Ein Jahr saß Deniz Yücel in türkischer Untersuchungshaft. Im Februar 2018 wurde er entlassen und durfte ausreisen. Doch in Istanbul geht der Prozess wegen Terrorvorwürfen weiter - sein Anwalt spricht von einer „juristischen Katastrophe“.

Istanbul - Der Prozess gegen den „Welt“-Reporter Deniz Yücel in der Türkei wegen Terrorvorwürfen und Volksverhetzung ist überraschend vertagt worden. Zur Begründung sagten die Richter am Mittwoch in Istanbul, sie wollten das Abschlussplädoyer der Verteidigung bewerten. Eigentlich war ein Urteil erwartet worden. Nächster Verhandlungstag ist der 16. Juli.

 

Yücels Anwalt, Vesyel Ok, kritisierte die Staatsanwaltschaft am Mittwoch scharf, weil diese bei ihrem Plädoyer im Februar nicht auf ein Urteil des Verfassungsgerichts zum Fall Yücel eingegangen sei. Sie habe das Urteil „entweder wissentlich ignoriert oder es ist ihr nicht bekannt“, sagte Ok. Man habe es mit einer „juristischen Katastrophe“ zu tun.

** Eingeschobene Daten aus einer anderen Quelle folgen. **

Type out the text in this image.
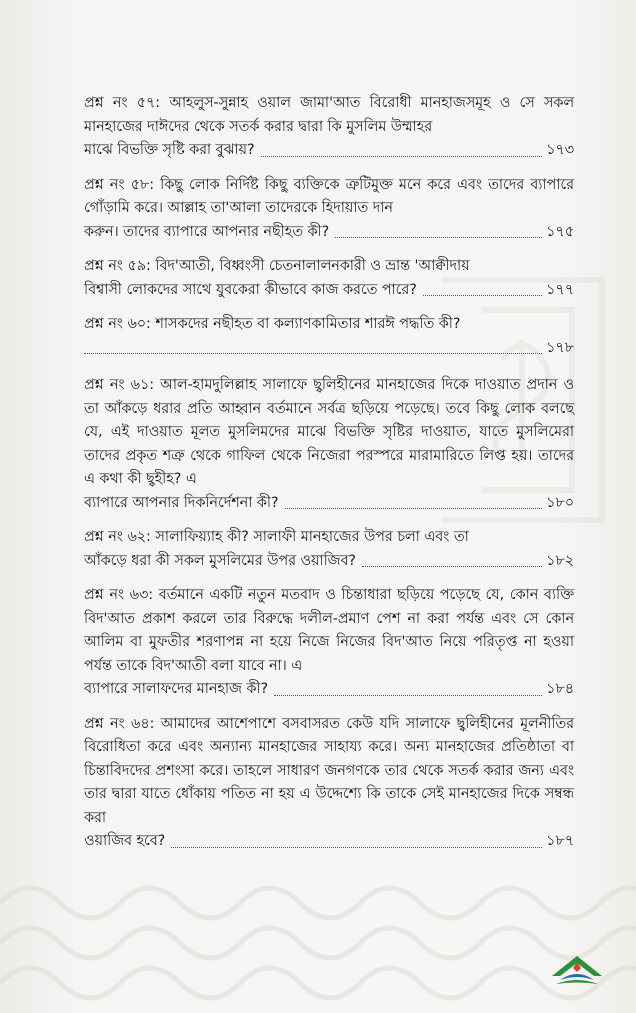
প্রশ্ন নং ৫৭: আহলুস-সুন্নাহ ওয়াল জামা'আত বিরোধী মানহাজসমূহ ও সে সকল মানহাজের দাঈদের থেকে সতর্ক করার দ্বারা কি মুসলিম উম্মাহর
মাঝে বিভক্তি সৃষ্টি করা বুঝায়?	১৭৩
প্রশ্ন নং ৫৮: কিছু লোক নির্দিষ্ট কিছু ব্যক্তিকে ত্রুটিমুক্ত মনে করে এবং তাদের ব্যাপারে গোঁড়ামি করে। আল্লাহ তা'আলা তাদেরকে হিদায়াত দান
করুন। তাদের ব্যাপারে আপনার নছীহত কী?	১৭৫
প্রশ্ন নং ৫৯: বিদ'আতী, বিধ্বংসী চেতনালালনকারী ও ভ্রান্ত 'আক্বীদায়
বিশ্বাসী লোকদের সাথে যুবকেরা কীভাবে কাজ করতে পারে?	১৭৭
প্রশ্ন নং ৬০: শাসকদের নছীহত বা কল্যাণকামিতার শারঈ পদ্ধতি কী?
১৭৮
প্রশ্ন নং ৬১: আল-হামদুলিল্লাহ সালাফে ছ্বলিহীনের মানহাজের দিকে দাওয়াত প্রদান ও তা আঁকড়ে ধরার প্রতি আহ্বান বর্তমানে সর্বত্র ছড়িয়ে পড়েছে। তবে কিছু লোক বলছে যে, এই দাওয়াত মূলত মুসলিমদের মাঝে বিভক্তি সৃষ্টির দাওয়াত, যাতে মুসলিমেরা তাদের প্রকৃত শত্রু থেকে গাফিল থেকে নিজেরা পরস্পরে মারামারিতে লিপ্ত হয়। তাদের এ কথা কী ছ্বহীহ? এ
ব্যাপারে আপনার দিকনির্দেশনা কী?	১৮০
প্রশ্ন নং ৬২: সালাফিয়্যাহ কী? সালাফী মানহাজের উপর চলা এবং তা
আঁকড়ে ধরা কী সকল মুসলিমের উপর ওয়াজিব?	১৮২
প্রশ্ন নং ৬৩: বর্তমানে একটি নতুন মতবাদ ও চিন্তাধারা ছড়িয়ে পড়েছে যে, কোন ব্যক্তি বিদ'আত প্রকাশ করলে তার বিরুদ্ধে দলীল-প্রমাণ পেশ না করা পর্যন্ত এবং সে কোন আলিম বা মুফতীর শরণাপন্ন না হয়ে নিজে নিজের বিদ'আত নিয়ে পরিতৃপ্ত না হওয়া পর্যন্ত তাকে বিদ'আতী বলা যাবে না। এ
ব্যাপারে সালাফদের মানহাজ কী?	১৮৪
প্রশ্ন নং ৬৪: আমাদের আশেপাশে বসবাসরত কেউ যদি সালাফে ছ্বলিহীনের মূলনীতির বিরোধিতা করে এবং অন্যান্য মানহাজের সাহায্য করে। অন্য মানহাজের প্রতিষ্ঠাতা বা চিন্তাবিদদের প্রশংসা করে। তাহলে সাধারণ জনগণকে তার থেকে সতর্ক করার জন্য এবং তার দ্বারা যাতে ধোঁকায় পতিত না হয় এ উদ্দেশ্যে কি তাকে সেই মানহাজের দিকে সম্বন্ধ করা
ওয়াজিব হবে?	১৮৭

Das türkische Verfassungsgericht hatte im Juni 2019 Yücels einjährige Untersuchungshaft für rechtswidrig erklärt. Es hatte unter anderem entschieden, dass Yücels Recht auf Meinungs- und Pressefreiheit verletzt worden sei.

Die Staatsanwaltschaft fordert wegen angeblicher Propaganda Yücels für die verbotene kurdische Arbeiterpartei PKK und Volksverhetzung bis zu 16 Jahre Haft. Für einen weiteren Anklagepunkt, der Terrorpropaganda für die Bewegung des islamischen Predigers Fethullah Gülen, verlangt auch die Staatsanwaltschaft inzwischen Freispruch.

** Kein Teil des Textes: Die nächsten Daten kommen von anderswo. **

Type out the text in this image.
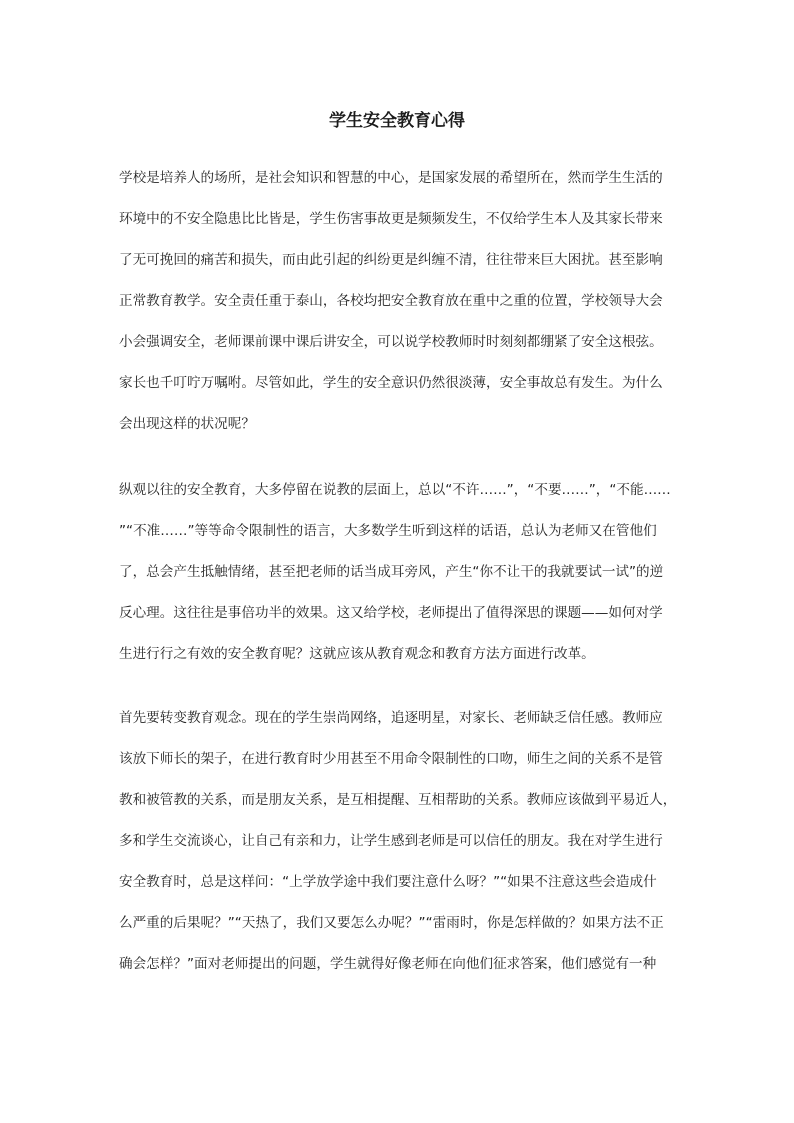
学生安全教育心得
学校是培养人的场所，是社会知识和智慧的中心，是国家发展的希望所在，然而学生生活的
环境中的不安全隐患比比皆是，学生伤害事故更是频频发生，不仅给学生本人及其家长带来
了无可挽回的痛苦和损失，而由此引起的纠纷更是纠缠不清，往往带来巨大困扰。甚至影响
正常教育教学。安全责任重于泰山，各校均把安全教育放在重中之重的位置，学校领导大会
小会强调安全，老师课前课中课后讲安全，可以说学校教师时时刻刻都绷紧了安全这根弦。
家长也千叮咛万嘱咐。尽管如此，学生的安全意识仍然很淡薄，安全事故总有发生。为什么
会出现这样的状况呢？
纵观以往的安全教育，大多停留在说教的层面上，总以“不许……”，“不要……”，“不能……
”“不准……”等等命令限制性的语言，大多数学生听到这样的话语，总认为老师又在管他们
了，总会产生抵触情绪，甚至把老师的话当成耳旁风，产生“你不让干的我就要试一试”的逆
反心理。这往往是事倍功半的效果。这又给学校，老师提出了值得深思的课题——如何对学
生进行行之有效的安全教育呢？这就应该从教育观念和教育方法方面进行改革。
首先要转变教育观念。现在的学生崇尚网络，追逐明星，对家长、老师缺乏信任感。教师应
该放下师长的架子，在进行教育时少用甚至不用命令限制性的口吻，师生之间的关系不是管
教和被管教的关系，而是朋友关系，是互相提醒、互相帮助的关系。教师应该做到平易近人，
多和学生交流谈心，让自己有亲和力，让学生感到老师是可以信任的朋友。我在对学生进行
安全教育时，总是这样问：“上学放学途中我们要注意什么呀？”“如果不注意这些会造成什
么严重的后果呢？”“天热了，我们又要怎么办呢？”“雷雨时，你是怎样做的？如果方法不正
确会怎样？”面对老师提出的问题，学生就得好像老师在向他们征求答案，他们感觉有一种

Yücel war von Februar 2017 bis Februar 2018 ohne Anklageschrift im Hochsicherheitsgefängnis Silivri westlich von Istanbul inhaftiert gewesen. Mit seiner Entlassung und der Ausreise nach Deutschland war damals Anklage erhoben worden. Der Fall hatte die deutsch-türkischen Beziehungen schwer belastet.

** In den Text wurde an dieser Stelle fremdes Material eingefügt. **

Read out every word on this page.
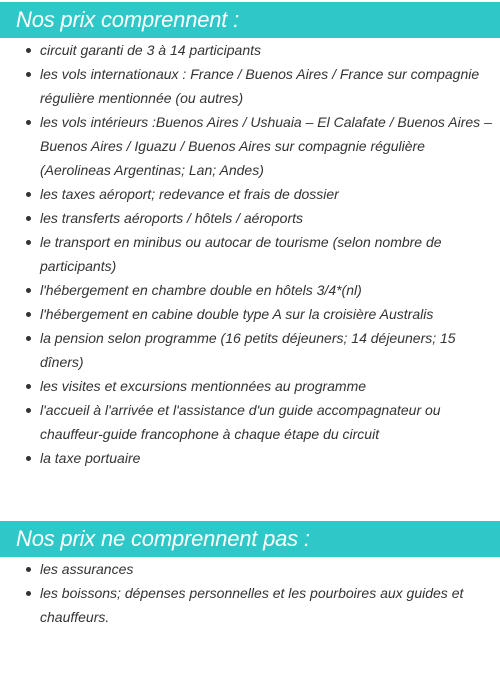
Nos prix comprennent :
circuit garanti de 3 à 14 participants
les vols internationaux : France / Buenos Aires / France sur compagnie régulière mentionnée (ou autres)
les vols intérieurs :Buenos Aires / Ushuaia – El Calafate / Buenos Aires – Buenos Aires / Iguazu / Buenos Aires sur compagnie régulière (Aerolineas Argentinas; Lan; Andes)
les taxes aéroport; redevance et frais de dossier
les transferts aéroports / hôtels / aéroports
le transport en minibus ou autocar de tourisme (selon nombre de participants)
l'hébergement en chambre double en hôtels 3/4*(nl)
l'hébergement en cabine double type A sur la croisière Australis
la pension selon programme (16 petits déjeuners; 14 déjeuners; 15 dîners)
les visites et excursions mentionnées au programme
l'accueil à l'arrivée et l'assistance d'un guide accompagnateur ou chauffeur-guide francophone à chaque étape du circuit
la taxe portuaire
Nos prix ne comprennent pas :
les assurances
les boissons; dépenses personnelles et les pourboires aux guides et chauffeurs.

Gericht bemängelt teils fehlerhafte Übersetzung von Yücels Artikeln

Hintergrund der Anschuldigen gegen Yücel sind unter anderem Artikel, die der Journalist in seiner Zeit als Türkei-Korrespondent in der „Welt“ veröffentlicht hatte. Darunter ist ein Interview mit dem PKK-Kommandeur Cemil Bayik. Die Staatsanwaltschaft warf Yücel in dem Zusammenhang vor, die PKK als „legitime und politische Organisation“ darzustellen.

Das türkische Verfassungsgericht hatte vor einem Jahr zum Interview mit Bayik erklärt, Yücel könne nicht für dessen Aussagen verantwortlich gemacht werden. Das Interview könne ihm nicht als Terrorpropaganda ausgelegt werden. Das Gericht bemängelte auch, dass Yücels Artikel in der „Welt“ teilweise fehlerhaft übersetzt worden seien.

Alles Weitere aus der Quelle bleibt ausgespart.